Monday, 9 February 2015




BAUHAUS MOVEMENT:

"If today's arts love the machine, technology and organization if they aspire to precision and reject anything vague and dreamy, this implies an instinctive repudiation of chaos and a longing to find the form appropriate to our times."- Oskar Schlemmer


The Bauhas was the most influential modernist art school of the 20th century, one whose approach to taching, and understanding art's relationship to society and technology, had a major impact both in Europe and the United States long after it closed. It was shaped by the 19th and early 20th centuries trends such as Arts and Crafts movement, which had sought to level the distinction between fine and applied arts, and to reunite creativity and manufacturing. This is reflected in the romantic medievalism of the school's early years, in which it pictured itself as a kind of medieval crafts guild. But in the mid 1920s the medievalism gave way to a stress on uniting art and industrial design, and it was this which ultimately proved to be its most original and important achievement. The school is also renowned for its faculty, which included artists Wassily Kandinsky, Josef Albers, Laszlo Moholy-Nagy, Paul Klee and Johannes Ittern, architects Walter Gropius and Ludwig Mies van der Rohe and designer Marcel Breuer.
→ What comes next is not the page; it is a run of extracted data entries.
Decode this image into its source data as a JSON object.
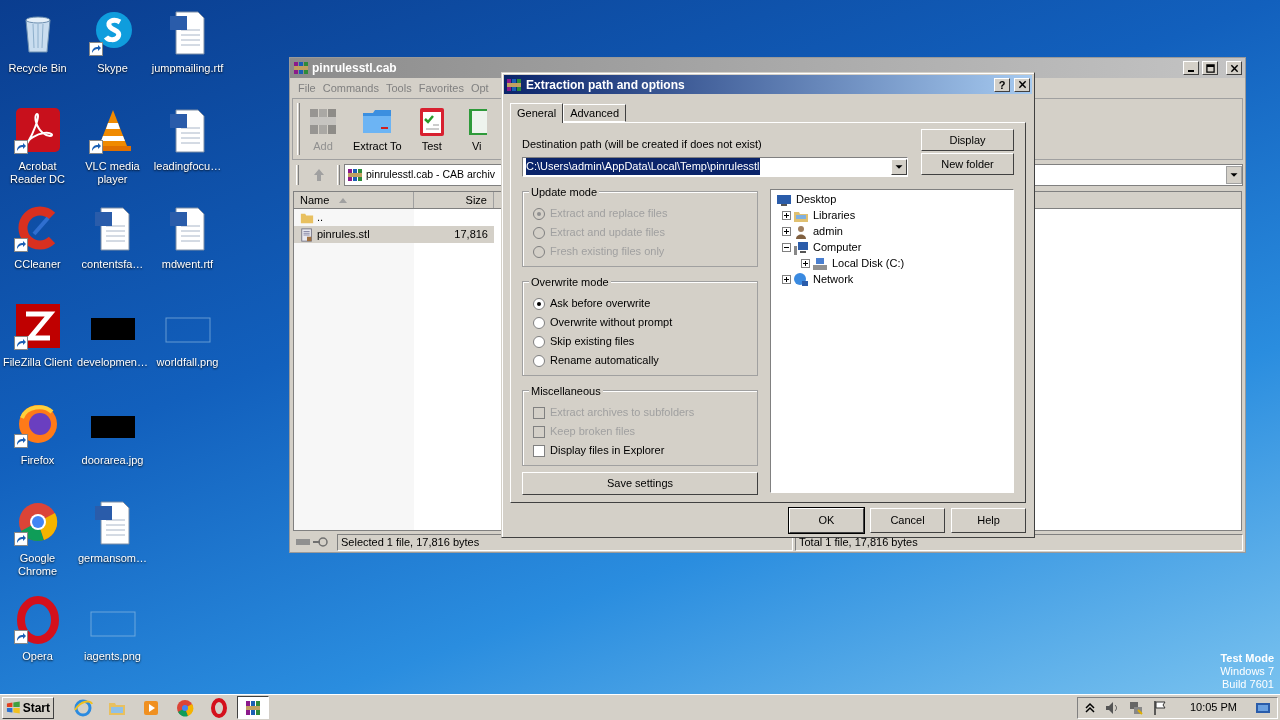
{
  "desktop_icons": [
    {
      "label": "Recycle Bin",
      "kind": "recycle-bin",
      "shortcut": false
    },
    {
      "label": "Acrobat Reader DC",
      "kind": "acrobat",
      "shortcut": true
    },
    {
      "label": "CCleaner",
      "kind": "ccleaner",
      "shortcut": true
    },
    {
      "label": "FileZilla Client",
      "kind": "filezilla",
      "shortcut": true
    },
    {
      "label": "Firefox",
      "kind": "firefox",
      "shortcut": true
    },
    {
      "label": "Google Chrome",
      "kind": "chrome",
      "shortcut": true
    },
    {
      "label": "Opera",
      "kind": "opera",
      "shortcut": true
    },
    {
      "label": "Skype",
      "kind": "skype",
      "shortcut": true
    },
    {
      "label": "VLC media player",
      "kind": "vlc",
      "shortcut": true
    },
    {
      "label": "contentsfa…",
      "kind": "word-document",
      "shortcut": false
    },
    {
      "label": "developmen…",
      "kind": "image-dark",
      "shortcut": false
    },
    {
      "label": "doorarea.jpg",
      "kind": "image-dark",
      "shortcut": false
    },
    {
      "label": "germansom…",
      "kind": "word-document",
      "shortcut": false
    },
    {
      "label": "iagents.png",
      "kind": "image-blank",
      "shortcut": false
    },
    {
      "label": "jumpmailing.rtf",
      "kind": "word-document",
      "shortcut": false
    },
    {
      "label": "leadingfocu…",
      "kind": "word-document",
      "shortcut": false
    },
    {
      "label": "mdwent.rtf",
      "kind": "word-document",
      "shortcut": false
    },
    {
      "label": "worldfall.png",
      "kind": "image-blank",
      "shortcut": false
    }
  ],
  "archive_window": {
    "title": "pinrulesstl.cab",
    "menu": [
      "File",
      "Commands",
      "Tools",
      "Favorites",
      "Opt"
    ],
    "toolbar": [
      {
        "label": "Add",
        "kind": "add",
        "disabled": true
      },
      {
        "label": "Extract To",
        "kind": "extract",
        "disabled": false
      },
      {
        "label": "Test",
        "kind": "test",
        "disabled": false
      },
      {
        "label": "Vi",
        "kind": "view",
        "disabled": false
      }
    ],
    "address": "pinrulesstl.cab - CAB archiv",
    "columns": [
      "Name",
      "Size"
    ],
    "rows": [
      {
        "name": "..",
        "kind": "folder",
        "selected": false
      },
      {
        "name": "pinrules.stl",
        "size": "17,816",
        "kind": "file",
        "selected": true
      }
    ],
    "status_left": "Selected 1 file, 17,816 bytes",
    "status_right": "Total 1 file, 17,816 bytes"
  },
  "dialog": {
    "title": "Extraction path and options",
    "help_button": "?",
    "tabs": [
      {
        "label": "General",
        "selected": true
      },
      {
        "label": "Advanced",
        "selected": false
      }
    ],
    "destination_label": "Destination path (will be created if does not exist)",
    "destination_path": "C:\\Users\\admin\\AppData\\Local\\Temp\\pinrulesstl",
    "path_selected": true,
    "side_buttons": [
      "Display",
      "New folder"
    ],
    "groups": [
      {
        "title": "Update mode",
        "kind": "radio",
        "options": [
          {
            "label": "Extract and replace files",
            "selected": true,
            "disabled": true
          },
          {
            "label": "Extract and update files",
            "selected": false,
            "disabled": true
          },
          {
            "label": "Fresh existing files only",
            "selected": false,
            "disabled": true
          }
        ]
      },
      {
        "title": "Overwrite mode",
        "kind": "radio",
        "options": [
          {
            "label": "Ask before overwrite",
            "selected": true,
            "disabled": false
          },
          {
            "label": "Overwrite without prompt",
            "selected": false,
            "disabled": false
          },
          {
            "label": "Skip existing files",
            "selected": false,
            "disabled": false
          },
          {
            "label": "Rename automatically",
            "selected": false,
            "disabled": false
          }
        ]
      },
      {
        "title": "Miscellaneous",
        "kind": "checkbox",
        "options": [
          {
            "label": "Extract archives to subfolders",
            "checked": false,
            "disabled": true
          },
          {
            "label": "Keep broken files",
            "checked": false,
            "disabled": true
          },
          {
            "label": "Display files in Explorer",
            "checked": false,
            "disabled": false
          }
        ]
      }
    ],
    "save_button": "Save settings",
    "tree": [
      {
        "label": "Desktop",
        "kind": "desktop",
        "children": [
          {
            "label": "Libraries",
            "kind": "libraries",
            "expanded": false
          },
          {
            "label": "admin",
            "kind": "user",
            "expanded": false
          },
          {
            "label": "Computer",
            "kind": "computer",
            "expanded": true,
            "children": [
              {
                "label": "Local Disk (C:)",
                "kind": "drive",
                "expanded": false
              }
            ]
          },
          {
            "label": "Network",
            "kind": "network",
            "expanded": false
          }
        ]
      }
    ],
    "buttons": [
      {
        "label": "OK",
        "default": true
      },
      {
        "label": "Cancel",
        "default": false
      },
      {
        "label": "Help",
        "default": false
      }
    ]
  },
  "desktop_notice": [
    "Test Mode",
    "Windows 7",
    "Build 7601"
  ],
  "taskbar": {
    "start": "Start",
    "items": [
      {
        "kind": "ie",
        "active": false
      },
      {
        "kind": "explorer",
        "active": false
      },
      {
        "kind": "media",
        "active": false
      },
      {
        "kind": "chrome",
        "active": false
      },
      {
        "kind": "opera",
        "active": false
      },
      {
        "kind": "winrar",
        "active": true
      }
    ],
    "tray": [
      {
        "kind": "chevron"
      },
      {
        "kind": "speaker"
      },
      {
        "kind": "network"
      },
      {
        "kind": "flag"
      }
    ],
    "clock": "10:05 PM"
  }
}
The motivations behind the creation of the Bauhaus lay in the 19th century, in anxieties about the soullessness of manufacturing and its products, and in fears about art's loss of purpose in society. Creativity and maufacturing were drifiting apart, and the Bauhaus aimed to unite them once again , rejuvenating design for everyday life. Although the Bauhaus abandoned much of the ethos of the old academic tradition of fine art education, it maintained a stress on intellectual and theoretical pursuits, and linked these to an emphasis on practical skills, crafts and techniques that was more reminiscent of the medieval guild system. Fine art and craft were brought together with the goal of problem solving for a modern industrial society. In so doing, the Bauhaus effectively leveled the old hierarchy of the arts, placing crafts on par with fine arts such as sculpture and painting, and paving the way for many of the ideas that have inspired artists in the late 20th century.


The stress on experiment and problem solving at the Bauhaus has proved enormously influential for the approaches to education in the arts. it has led to the ' fine arts' being rethought as the 'visual arts' and art considered less as an adjunct of the humanities, like literature or history, and more as a kind of research science.